As is the case with all SeeMore putters, the FGP features their patented RifleScope Technology (RST), making life easier to line up your putts.
The shaft on this putter is slightly off-center, positioned towards the heel of the club. That paves the way for an unobstructed view of the alignment feature.
The milled putter face is finished with a black powder coating, designed to eradicate glare. Finally, the FGP Mallet is face balanced, promoting a square putter face at impact. This design best suits players with a straight back and through stroke.
If you struggle with alignment and position your hands directly above the ball. Then SeeMore’s FGP Mallet putter could be valuable to your game.
5. TaylorMade Truss TB2 Putter
- The putter face is designed to twist less at impact
- Optimal stability at impact
- Provides increased topspin
- Delivers improved roll
- Contains adjustable sole weights for the ideal CG position
- The two topline connection points are an eye-sore
The TaylorMade Truss TB2 putter features a unique two-topline connection that stabilizes the face at impact and reduces unsupported weight. The company states that this putter is as forgiving as a mallet while maintaining a traditional appearance.
Furthermore, the putter design limits twisting on your backspin to ensure a squarer face through impact.
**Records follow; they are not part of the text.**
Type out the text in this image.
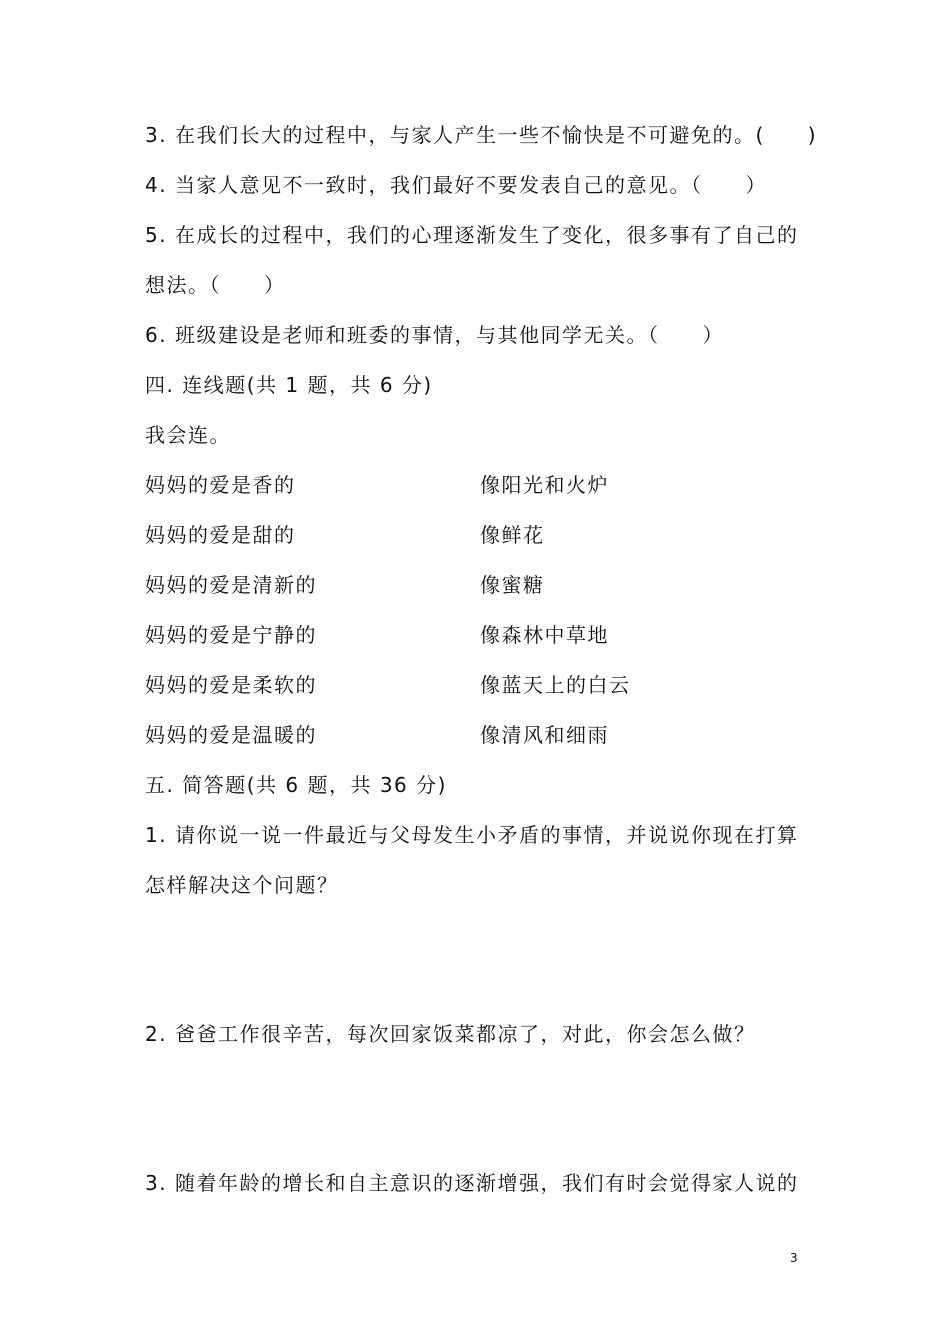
3. 在我们长大的过程中，与家人产生一些不愉快是不可避免的。(　　)
4. 当家人意见不一致时，我们最好不要发表自己的意见。（　　）
5. 在成长的过程中，我们的心理逐渐发生了变化，很多事有了自己的
想法。（　　）
6. 班级建设是老师和班委的事情，与其他同学无关。（　　）
四. 连线题(共 1 题，共 6 分)
我会连。
妈妈的爱是香的	像阳光和火炉
妈妈的爱是甜的	像鲜花
妈妈的爱是清新的	像蜜糖
妈妈的爱是宁静的	像森林中草地
妈妈的爱是柔软的	像蓝天上的白云
妈妈的爱是温暖的	像清风和细雨
五. 简答题(共 6 题，共 36 分)
1. 请你说一说一件最近与父母发生小矛盾的事情，并说说你现在打算
怎样解决这个问题？
2. 爸爸工作很辛苦，每次回家饭菜都凉了，对此，你会怎么做？
3. 随着年龄的增长和自主意识的逐渐增强，我们有时会觉得家人说的
3
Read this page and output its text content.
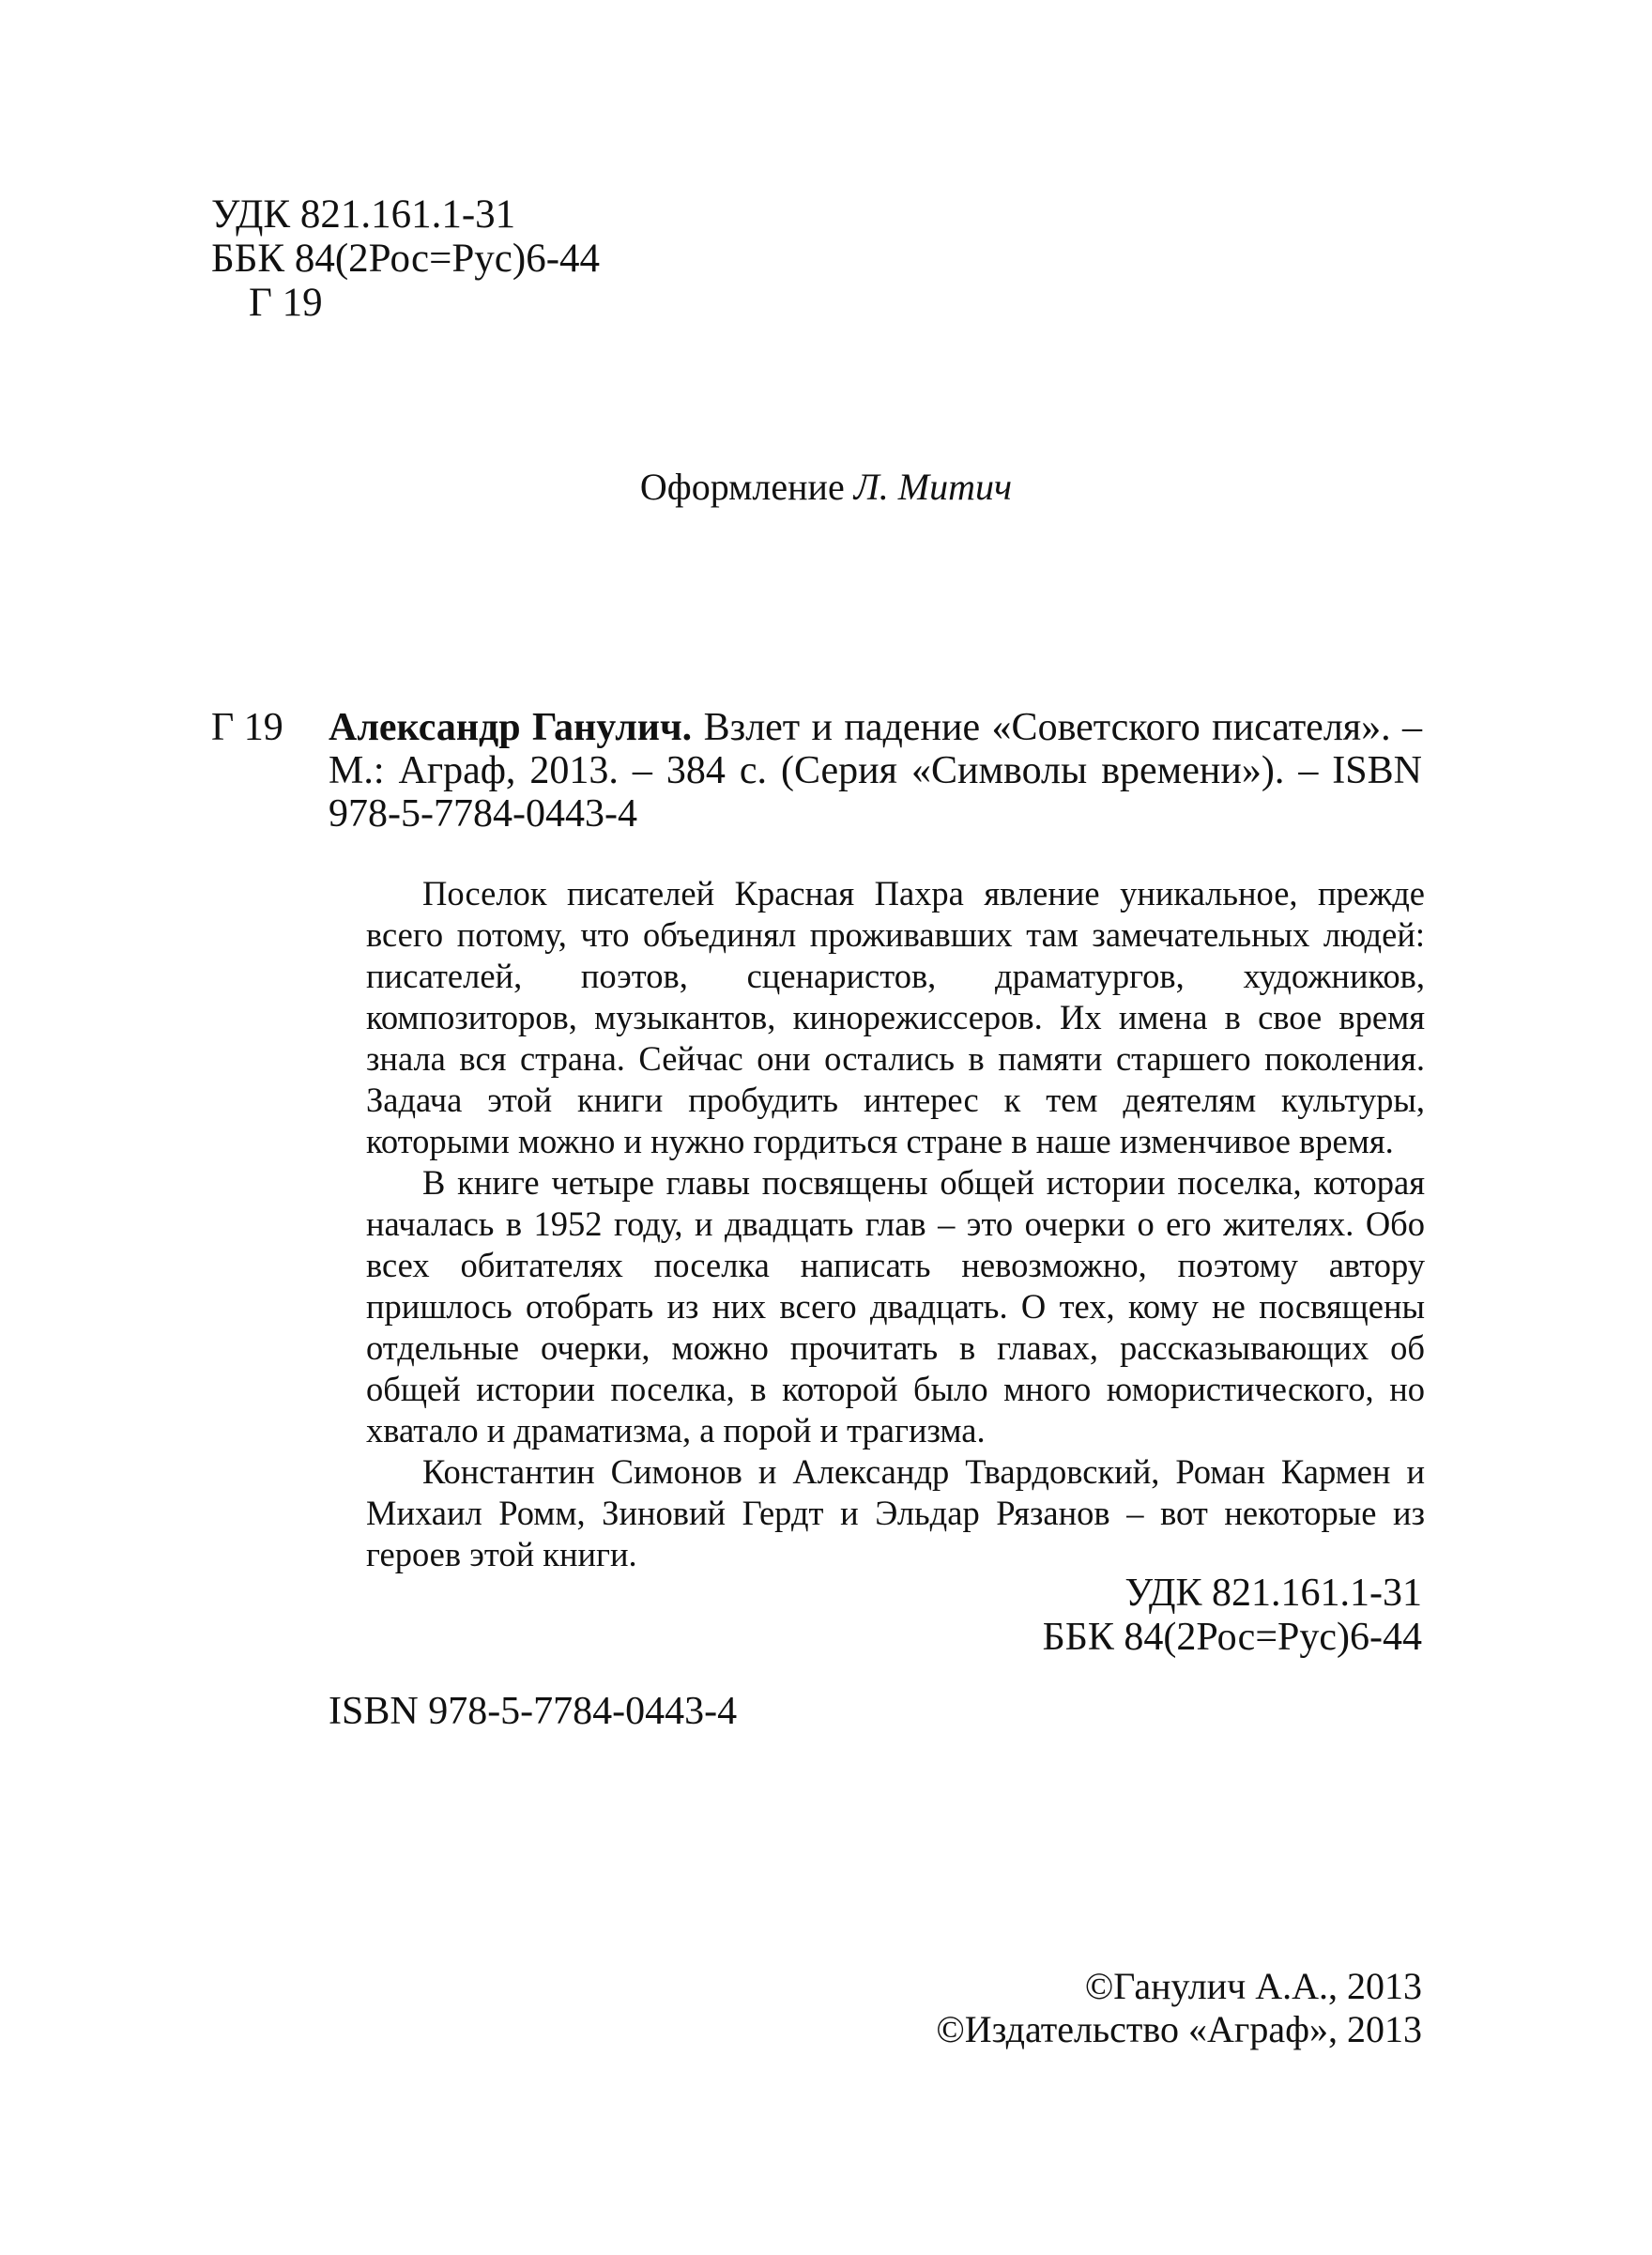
УДК 821.161.1-31
ББК 84(2Рос=Рус)6-44
Г 19
Оформление Л. Митич
Г 19 Александр Ганулич. Взлет и падение «Советского писателя». – М.: Аграф, 2013. – 384 с. (Серия «Символы времени»). – ISBN 978-5-7784-0443-4

Поселок писателей Красная Пахра явление уникальное, прежде всего потому, что объединял проживавших там замечательных людей: писателей, поэтов, сценаристов, драматургов, художников, композиторов, музыкантов, кинорежиссеров. Их имена в свое время знала вся страна. Сейчас они остались в памяти старшего поколения. Задача этой книги пробудить интерес к тем деятелям культуры, которыми можно и нужно гордиться стране в наше изменчивое время.

В книге четыре главы посвящены общей истории поселка, которая началась в 1952 году, и двадцать глав – это очерки о его жителях. Обо всех обитателях поселка написать невозможно, поэтому автору пришлось отобрать из них всего двадцать. О тех, кому не посвящены отдельные очерки, можно прочитать в главах, рассказывающих об общей истории поселка, в которой было много юмористического, но хватало и драматизма, а порой и трагизма.

Константин Симонов и Александр Твардовский, Роман Кармен и Михаил Ромм, Зиновий Гердт и Эльдар Рязанов – вот некоторые из героев этой книги.

УДК 821.161.1-31
ББК 84(2Рос=Рус)6-44
ISBN 978-5-7784-0443-4
©Ганулич А.А., 2013
©Издательство «Аграф», 2013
Besides the stability of the Truss TB2, TaylorMade fitted it with their trademark with their Cobalt Blue Pure Roll insert. The insert contains 45-degree grooves that partner with a soft polymer to deliver optimal topspin and roll.
Finally, this putter is fitted with adjustable sole weights to help you position the CG optimally for your putting stroke and achieve the ideal swing weight.
While this putter provides exceptional stability, topspin, roll, and reduced face twist, it comes at a premium price. Overall, I think mid-handicappers who like a center-shafted putter but seek the forgiveness provided by a mallet may find the TB2 beneficial.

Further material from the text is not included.